What is maximal ideal $\mathbb{Z}_{(p)}$ ? And how it is calculated? Also why $\mathbb{Z}_{(p)}/p\mathbb{Z}_{(p)} = \mathbb{F}_p.$?
I know $p\mathbb{Z}_{(p)}$ is maximal ideal for $\mathbb{Z}_{(p)}$ but how? I know $\mathbb{Z}_{(p)} $ is local so it has unique maximal ideal .
On
You have the local ring $$\mathbb Z_{(p)} = \{ \frac{a}{b} : a, b \in\mathbb Z, p \nmid b\}$$ with its unique maximal ideal $$p\mathbb Z_{(p)} = \{ \frac{a}{b} : a, b \in \mathbb Z, p \mid a, p \nmid b\}$$
By definition, $\mathbb F_p$ is the quotient ring $\mathbb Z/p\mathbb Z$.
Consider the composition $\phi$ of ring homomorphisms
$$\mathbb Z \rightarrow \mathbb Z_{(p)} \rightarrow \mathbb Z_{(p)}/p\mathbb Z_{(p)}$$
Show that $\phi$ is surjective, and that the kernel is $p\mathbb Z$. The first isomorphism theorem induces an isomorphism of $\mathbb Z/p\mathbb Z = \mathbb F_p$ with $\mathbb Z_{(p)}/p\mathbb Z_{(p)}$.
On
If $A$ is a commutative ring and $P$ is a prime ideal of $A$, then the unique maximal ideal of $A_P$ is $$ P_P=\left\{\frac{a}{b}:a\in P,b\notin P\right\}=PA_P $$ That this is an ideal is obvious; if $a/b\notin PA_P$, then $a\notin P$, so $(a/b)^{-1}=b/a$. Thus $A_P$ is local with maximal ideal $P_P$.
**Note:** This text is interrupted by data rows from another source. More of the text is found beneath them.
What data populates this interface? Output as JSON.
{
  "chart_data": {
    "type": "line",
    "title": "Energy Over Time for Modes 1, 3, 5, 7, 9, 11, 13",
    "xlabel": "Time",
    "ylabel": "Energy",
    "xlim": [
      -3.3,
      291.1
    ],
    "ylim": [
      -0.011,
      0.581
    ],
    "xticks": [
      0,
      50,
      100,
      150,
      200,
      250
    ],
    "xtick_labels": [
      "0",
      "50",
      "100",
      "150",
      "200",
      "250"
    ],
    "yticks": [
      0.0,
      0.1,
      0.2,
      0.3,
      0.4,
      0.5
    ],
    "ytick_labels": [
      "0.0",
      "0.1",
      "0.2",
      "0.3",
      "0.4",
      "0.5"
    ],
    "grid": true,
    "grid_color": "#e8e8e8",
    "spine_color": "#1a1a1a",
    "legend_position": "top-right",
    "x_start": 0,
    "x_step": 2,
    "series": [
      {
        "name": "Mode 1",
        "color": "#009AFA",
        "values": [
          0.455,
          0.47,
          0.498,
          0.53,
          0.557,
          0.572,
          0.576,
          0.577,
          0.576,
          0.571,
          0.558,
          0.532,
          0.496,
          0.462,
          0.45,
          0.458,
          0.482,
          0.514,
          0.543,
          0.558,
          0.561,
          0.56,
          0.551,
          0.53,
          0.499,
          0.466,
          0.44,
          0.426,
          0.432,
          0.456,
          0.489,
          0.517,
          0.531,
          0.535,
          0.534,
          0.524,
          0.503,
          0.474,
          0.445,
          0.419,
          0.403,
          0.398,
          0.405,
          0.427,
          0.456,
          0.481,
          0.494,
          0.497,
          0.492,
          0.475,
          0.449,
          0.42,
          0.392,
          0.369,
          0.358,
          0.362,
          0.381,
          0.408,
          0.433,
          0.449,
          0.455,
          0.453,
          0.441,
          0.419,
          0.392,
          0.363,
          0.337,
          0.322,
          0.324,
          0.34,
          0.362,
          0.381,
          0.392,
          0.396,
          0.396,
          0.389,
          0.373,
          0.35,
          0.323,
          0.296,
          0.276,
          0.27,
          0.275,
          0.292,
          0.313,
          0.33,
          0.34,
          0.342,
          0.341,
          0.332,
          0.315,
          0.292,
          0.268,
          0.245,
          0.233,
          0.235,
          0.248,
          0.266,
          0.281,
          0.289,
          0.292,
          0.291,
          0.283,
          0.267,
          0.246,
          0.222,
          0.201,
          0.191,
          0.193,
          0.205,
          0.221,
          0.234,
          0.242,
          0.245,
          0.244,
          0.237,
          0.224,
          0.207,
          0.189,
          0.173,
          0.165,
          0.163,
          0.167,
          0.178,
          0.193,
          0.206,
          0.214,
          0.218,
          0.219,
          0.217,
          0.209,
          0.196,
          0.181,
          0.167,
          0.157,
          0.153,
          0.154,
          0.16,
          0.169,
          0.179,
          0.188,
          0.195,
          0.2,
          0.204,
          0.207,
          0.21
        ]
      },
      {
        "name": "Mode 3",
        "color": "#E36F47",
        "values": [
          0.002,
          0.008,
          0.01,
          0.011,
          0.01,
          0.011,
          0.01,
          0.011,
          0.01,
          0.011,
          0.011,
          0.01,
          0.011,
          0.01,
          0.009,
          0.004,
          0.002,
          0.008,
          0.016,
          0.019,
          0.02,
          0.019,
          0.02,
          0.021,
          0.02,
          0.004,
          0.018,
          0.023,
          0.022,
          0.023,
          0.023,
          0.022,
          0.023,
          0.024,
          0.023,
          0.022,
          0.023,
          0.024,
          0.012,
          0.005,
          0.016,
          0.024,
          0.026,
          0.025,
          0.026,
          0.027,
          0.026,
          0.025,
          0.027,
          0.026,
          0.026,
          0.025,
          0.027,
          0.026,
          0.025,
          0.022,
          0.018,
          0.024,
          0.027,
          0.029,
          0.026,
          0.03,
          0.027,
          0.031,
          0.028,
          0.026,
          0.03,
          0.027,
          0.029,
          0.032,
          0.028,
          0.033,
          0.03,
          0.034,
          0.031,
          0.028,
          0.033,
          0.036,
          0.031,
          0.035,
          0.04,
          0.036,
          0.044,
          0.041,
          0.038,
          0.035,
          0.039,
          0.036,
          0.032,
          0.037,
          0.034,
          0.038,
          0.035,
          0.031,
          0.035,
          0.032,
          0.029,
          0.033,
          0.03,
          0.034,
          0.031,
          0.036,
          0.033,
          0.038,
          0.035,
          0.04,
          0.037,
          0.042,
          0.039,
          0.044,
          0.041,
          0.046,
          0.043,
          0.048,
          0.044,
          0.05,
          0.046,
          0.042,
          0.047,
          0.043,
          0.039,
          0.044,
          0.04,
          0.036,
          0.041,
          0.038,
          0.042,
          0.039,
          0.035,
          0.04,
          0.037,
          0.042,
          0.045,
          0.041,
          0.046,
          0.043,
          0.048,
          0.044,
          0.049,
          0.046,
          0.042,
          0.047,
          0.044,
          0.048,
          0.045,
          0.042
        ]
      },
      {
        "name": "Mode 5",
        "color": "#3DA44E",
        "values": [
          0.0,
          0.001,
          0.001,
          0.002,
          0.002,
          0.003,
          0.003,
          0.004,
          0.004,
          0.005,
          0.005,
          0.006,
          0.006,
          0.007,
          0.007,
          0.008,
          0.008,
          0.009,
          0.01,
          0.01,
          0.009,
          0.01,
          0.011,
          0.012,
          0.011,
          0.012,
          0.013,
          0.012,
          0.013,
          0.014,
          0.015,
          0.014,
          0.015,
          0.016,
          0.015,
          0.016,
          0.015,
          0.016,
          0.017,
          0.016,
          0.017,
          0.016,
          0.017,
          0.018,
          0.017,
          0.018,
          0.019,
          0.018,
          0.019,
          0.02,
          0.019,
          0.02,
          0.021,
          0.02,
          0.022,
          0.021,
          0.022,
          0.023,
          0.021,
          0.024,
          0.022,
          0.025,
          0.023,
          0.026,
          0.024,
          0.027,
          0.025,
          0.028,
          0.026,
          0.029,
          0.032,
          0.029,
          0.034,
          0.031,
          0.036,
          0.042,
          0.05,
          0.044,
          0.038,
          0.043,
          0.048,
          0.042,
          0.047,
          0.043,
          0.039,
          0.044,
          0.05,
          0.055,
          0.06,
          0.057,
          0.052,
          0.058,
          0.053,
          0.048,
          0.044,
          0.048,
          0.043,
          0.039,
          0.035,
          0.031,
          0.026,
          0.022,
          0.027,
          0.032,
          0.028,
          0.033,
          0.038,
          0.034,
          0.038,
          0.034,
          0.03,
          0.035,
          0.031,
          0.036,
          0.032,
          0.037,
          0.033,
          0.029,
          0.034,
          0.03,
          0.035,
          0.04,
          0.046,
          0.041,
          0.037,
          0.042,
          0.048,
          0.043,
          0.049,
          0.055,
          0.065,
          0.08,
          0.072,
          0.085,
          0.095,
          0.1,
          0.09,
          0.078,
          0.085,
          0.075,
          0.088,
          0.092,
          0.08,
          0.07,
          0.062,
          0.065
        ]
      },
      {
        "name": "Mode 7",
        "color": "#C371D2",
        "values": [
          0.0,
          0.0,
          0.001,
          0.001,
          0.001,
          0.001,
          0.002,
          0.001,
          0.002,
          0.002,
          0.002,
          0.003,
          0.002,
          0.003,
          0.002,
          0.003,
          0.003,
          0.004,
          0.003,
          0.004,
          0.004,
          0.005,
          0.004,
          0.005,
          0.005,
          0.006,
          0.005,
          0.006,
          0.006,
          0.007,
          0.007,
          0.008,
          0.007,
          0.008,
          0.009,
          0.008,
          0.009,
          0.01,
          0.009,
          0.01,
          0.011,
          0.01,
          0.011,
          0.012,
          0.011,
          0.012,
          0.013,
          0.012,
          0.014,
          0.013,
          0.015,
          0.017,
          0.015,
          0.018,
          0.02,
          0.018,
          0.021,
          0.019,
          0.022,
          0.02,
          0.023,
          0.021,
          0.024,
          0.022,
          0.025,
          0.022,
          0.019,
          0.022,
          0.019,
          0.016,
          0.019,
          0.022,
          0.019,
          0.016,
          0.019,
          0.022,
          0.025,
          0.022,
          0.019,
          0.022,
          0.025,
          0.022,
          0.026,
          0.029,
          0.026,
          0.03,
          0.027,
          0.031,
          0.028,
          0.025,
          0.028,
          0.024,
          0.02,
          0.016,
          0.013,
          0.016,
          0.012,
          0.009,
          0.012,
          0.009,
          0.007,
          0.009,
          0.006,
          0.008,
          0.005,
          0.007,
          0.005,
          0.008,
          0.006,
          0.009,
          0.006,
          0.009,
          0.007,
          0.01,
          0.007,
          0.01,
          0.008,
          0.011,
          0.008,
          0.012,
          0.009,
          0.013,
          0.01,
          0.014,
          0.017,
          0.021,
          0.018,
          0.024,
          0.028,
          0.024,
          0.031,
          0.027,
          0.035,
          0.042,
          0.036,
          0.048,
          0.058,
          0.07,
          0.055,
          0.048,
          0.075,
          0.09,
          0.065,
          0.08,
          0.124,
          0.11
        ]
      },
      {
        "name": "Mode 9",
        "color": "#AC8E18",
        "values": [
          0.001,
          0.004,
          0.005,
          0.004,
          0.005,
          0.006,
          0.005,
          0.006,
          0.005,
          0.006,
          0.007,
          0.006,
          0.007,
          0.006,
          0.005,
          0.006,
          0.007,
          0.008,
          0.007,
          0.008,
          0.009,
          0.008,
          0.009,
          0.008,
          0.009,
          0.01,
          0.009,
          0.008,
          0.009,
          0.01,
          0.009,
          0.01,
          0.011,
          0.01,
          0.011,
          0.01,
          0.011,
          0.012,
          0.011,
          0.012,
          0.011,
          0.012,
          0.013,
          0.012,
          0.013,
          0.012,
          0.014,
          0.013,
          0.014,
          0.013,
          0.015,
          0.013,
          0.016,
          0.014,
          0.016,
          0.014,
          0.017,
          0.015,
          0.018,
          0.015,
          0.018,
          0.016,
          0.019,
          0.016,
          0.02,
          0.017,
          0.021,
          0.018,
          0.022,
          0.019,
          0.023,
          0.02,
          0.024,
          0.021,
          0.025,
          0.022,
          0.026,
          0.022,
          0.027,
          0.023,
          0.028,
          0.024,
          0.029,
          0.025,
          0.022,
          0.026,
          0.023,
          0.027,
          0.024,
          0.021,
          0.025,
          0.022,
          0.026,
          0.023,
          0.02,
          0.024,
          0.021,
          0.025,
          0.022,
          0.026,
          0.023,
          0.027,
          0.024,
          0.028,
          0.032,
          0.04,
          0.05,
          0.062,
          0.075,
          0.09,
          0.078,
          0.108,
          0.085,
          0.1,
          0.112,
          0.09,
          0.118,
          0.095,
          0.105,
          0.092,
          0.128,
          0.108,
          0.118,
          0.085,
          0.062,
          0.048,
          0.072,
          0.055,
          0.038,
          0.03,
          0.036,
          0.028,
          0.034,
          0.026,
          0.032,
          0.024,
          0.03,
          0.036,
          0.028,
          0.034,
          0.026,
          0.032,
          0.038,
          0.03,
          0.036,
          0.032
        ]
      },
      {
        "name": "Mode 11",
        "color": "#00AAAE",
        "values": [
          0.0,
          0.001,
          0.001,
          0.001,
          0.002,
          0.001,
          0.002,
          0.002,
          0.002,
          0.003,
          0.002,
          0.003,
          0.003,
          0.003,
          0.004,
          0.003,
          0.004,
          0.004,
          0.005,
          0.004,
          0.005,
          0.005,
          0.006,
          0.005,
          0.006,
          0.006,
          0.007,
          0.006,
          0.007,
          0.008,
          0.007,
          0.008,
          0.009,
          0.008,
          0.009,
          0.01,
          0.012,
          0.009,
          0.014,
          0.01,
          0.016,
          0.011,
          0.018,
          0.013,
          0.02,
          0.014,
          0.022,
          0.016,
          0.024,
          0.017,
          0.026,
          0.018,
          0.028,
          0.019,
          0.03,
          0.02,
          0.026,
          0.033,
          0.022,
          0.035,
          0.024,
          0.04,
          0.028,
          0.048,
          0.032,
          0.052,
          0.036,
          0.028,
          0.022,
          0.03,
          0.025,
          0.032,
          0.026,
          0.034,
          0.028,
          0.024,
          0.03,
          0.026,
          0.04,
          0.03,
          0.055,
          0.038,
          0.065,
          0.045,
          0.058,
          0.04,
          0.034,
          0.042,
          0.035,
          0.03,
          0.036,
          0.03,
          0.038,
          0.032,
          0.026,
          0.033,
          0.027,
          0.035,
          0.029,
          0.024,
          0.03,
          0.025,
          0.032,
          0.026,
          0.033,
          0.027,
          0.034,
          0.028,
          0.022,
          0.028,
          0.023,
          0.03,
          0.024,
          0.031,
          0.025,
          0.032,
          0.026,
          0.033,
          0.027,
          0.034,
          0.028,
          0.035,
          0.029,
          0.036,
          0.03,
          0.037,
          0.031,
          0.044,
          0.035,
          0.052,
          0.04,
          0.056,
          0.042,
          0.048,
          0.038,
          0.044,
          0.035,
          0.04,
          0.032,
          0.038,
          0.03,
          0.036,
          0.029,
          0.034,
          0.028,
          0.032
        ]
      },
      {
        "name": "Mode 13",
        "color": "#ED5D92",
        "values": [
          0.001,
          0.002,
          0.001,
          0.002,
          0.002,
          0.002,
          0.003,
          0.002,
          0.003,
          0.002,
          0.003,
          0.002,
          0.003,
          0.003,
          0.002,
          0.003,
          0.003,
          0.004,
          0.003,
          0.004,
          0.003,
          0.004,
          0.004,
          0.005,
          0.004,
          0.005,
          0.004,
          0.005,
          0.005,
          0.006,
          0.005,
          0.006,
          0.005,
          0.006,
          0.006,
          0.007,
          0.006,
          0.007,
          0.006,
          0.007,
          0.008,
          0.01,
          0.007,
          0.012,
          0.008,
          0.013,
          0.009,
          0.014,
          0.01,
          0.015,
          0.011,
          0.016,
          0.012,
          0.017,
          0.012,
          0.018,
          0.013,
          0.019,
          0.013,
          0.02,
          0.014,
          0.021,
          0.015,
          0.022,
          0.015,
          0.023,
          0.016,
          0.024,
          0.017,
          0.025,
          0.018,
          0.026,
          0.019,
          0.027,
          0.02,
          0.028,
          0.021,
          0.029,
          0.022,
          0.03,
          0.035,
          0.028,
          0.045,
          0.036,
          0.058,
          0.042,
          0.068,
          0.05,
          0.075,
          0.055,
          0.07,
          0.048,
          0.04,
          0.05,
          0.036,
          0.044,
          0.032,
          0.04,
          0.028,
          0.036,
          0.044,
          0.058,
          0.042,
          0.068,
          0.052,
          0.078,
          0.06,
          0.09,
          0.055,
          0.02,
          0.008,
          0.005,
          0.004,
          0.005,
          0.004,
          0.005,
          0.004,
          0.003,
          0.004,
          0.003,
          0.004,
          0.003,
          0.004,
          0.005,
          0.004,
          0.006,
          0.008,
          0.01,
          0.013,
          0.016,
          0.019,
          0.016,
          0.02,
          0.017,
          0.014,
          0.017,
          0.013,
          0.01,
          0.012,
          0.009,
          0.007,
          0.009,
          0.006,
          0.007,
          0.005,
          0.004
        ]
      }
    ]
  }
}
The quotient ring $A_P/P_P$ is isomorphic to $A/P$. More precisely, the ring homomorphism $$ A\to A_P/P_P,\qquad a\mapsto \frac{a}{1}+P_P $$ is (obviously) surjective and its kernel is $P$; indeed, $a/1\in P_P$ means there exist $r\in P$ and $s\notin P$ with $$ \frac{a}{1}=\frac{r}{s} $$ so there is $t\notin P$ with $ast=rt$. Since $rt\in P$ and $st\notin P$, it follows that $a\in P$.
In fact $A_{(p)}$ is a local ring, i.e. it has a unique maximal ideal of the form $$ m_p=\{ \frac {p}{s} ; p\in (p), s\in A-(p) \} $$ to see that $m_p$is maximal ideal, every element of $A_{(p)}$ not in $m_p$ is the form $\frac{s'}{s}$ with $s'\in A-(p)$, and so has an inverse $\frac{s}{s'}$ and is hence a unit.